Album Review

Menace Beach - Ratworld

If Menace Beach were from Brooklyn or Seattle the hype would be deafening.

Menace Beach - Ratworld

For Menace Beach, sometimes, things are just meant to be. If you read anything about Leeds’ latest and greatest, it’ll probably centre around their rotating cast of luminaries - a who’s who of their local music scene’s brightest stars. The past records of core members Ryan Needham and Liza Violet won’t be too far away either - neither new to the party, their previous incarnations were always brilliant, and yet for one reason or other never quite broke through that final barrier. What seemed like a crime, now makes perfect sense - it was all leading to this.

‘Ratworld’ is that rarest of beasts - a debut album that’s got a backstory running deeper than all six seasons of Lost, but still sounds like it’s delivered without any requirement for effort whatsoever. Take opener ‘Come On Give Up’, circling round the plug-hole it’s an unofficial national anthem for the can’t-be-fucked, but, like everything Menace Beach do, underneath the surface there’s far more to it than that. It’s a pop song. Not the kind you’d give to Swiftie or Rhi Rhi, but a hook laden, dangerously sharp gem delivered by a band who can do from their bedroom what a team of expensively assembled writers would need a million quid budget to do - stick.
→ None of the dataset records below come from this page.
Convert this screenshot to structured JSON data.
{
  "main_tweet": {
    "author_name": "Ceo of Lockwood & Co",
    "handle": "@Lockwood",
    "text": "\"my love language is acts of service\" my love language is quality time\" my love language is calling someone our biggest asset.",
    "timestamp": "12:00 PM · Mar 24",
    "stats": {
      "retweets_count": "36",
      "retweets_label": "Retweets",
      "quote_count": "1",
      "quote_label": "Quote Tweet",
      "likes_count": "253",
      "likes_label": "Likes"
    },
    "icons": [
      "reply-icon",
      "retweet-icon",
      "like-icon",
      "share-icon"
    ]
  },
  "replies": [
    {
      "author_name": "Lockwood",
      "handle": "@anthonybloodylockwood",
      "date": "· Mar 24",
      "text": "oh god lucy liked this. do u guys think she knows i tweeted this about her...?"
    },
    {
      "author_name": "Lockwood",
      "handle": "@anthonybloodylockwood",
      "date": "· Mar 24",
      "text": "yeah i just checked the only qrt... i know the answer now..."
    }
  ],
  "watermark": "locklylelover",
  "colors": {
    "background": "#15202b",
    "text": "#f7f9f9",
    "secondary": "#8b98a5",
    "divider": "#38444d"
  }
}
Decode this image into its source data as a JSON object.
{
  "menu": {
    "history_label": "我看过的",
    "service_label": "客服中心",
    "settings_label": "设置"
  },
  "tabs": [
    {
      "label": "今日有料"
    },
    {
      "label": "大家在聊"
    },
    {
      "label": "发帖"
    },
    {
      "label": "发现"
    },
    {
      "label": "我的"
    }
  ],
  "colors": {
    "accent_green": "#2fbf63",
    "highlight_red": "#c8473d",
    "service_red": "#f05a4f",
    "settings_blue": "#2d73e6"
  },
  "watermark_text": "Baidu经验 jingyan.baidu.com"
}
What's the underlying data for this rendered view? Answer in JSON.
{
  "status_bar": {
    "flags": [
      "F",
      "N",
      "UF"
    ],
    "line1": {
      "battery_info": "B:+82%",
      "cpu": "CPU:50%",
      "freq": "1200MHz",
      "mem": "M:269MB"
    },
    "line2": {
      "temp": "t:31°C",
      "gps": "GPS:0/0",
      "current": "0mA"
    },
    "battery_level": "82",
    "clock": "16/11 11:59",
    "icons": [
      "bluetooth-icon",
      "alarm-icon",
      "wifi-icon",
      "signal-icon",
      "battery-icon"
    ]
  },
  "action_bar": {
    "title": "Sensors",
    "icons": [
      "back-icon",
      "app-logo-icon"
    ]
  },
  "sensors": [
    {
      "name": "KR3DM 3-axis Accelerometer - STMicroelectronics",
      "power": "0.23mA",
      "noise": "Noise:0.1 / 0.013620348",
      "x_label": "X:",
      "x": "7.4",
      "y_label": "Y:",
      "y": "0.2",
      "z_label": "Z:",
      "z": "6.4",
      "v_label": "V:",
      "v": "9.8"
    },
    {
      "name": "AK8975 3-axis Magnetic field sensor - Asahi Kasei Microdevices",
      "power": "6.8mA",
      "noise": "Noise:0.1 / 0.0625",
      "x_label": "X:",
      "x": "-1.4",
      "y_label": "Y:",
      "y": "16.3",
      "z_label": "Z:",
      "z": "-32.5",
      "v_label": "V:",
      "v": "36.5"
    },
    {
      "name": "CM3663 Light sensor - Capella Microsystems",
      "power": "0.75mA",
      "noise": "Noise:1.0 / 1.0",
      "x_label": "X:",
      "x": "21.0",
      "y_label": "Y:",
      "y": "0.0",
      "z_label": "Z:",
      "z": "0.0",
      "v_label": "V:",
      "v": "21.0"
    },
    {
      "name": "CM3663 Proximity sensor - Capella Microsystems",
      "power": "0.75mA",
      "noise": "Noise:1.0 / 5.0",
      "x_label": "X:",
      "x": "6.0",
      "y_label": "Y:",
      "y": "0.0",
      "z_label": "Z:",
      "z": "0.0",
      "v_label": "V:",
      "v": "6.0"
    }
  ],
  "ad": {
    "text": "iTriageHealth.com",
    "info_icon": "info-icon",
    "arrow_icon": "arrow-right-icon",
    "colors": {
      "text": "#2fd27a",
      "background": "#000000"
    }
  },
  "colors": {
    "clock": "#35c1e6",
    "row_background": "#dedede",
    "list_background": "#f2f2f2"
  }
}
It’s not a one off either, they come thick and fast. ‘Elastic’, ‘Drop Outs’ and the frantic ‘Lowtalkin’’ make a front four that all comes in at under ten minutes yet has more to love than others find in a whole career, never mind a single album. When switched up, the swirling, woozy ‘Blue Eye’ simply finds another way to be brilliant - Violet’s vocal putting goosebumps on goosebumps before the whole thing crescendos to a growling climax of feedback and distortion.

We’re rarely as fair on British bands as we are on their Stateside contemporaries. If Menace Beach were from Brooklyn or Seattle the hype would be deafening. Just like a diamond, add a bit of time and a lot of pressure, and neither of those strongholds of slacker-rock have anything that would make ‘Ratworld’ shine any less in their shadow.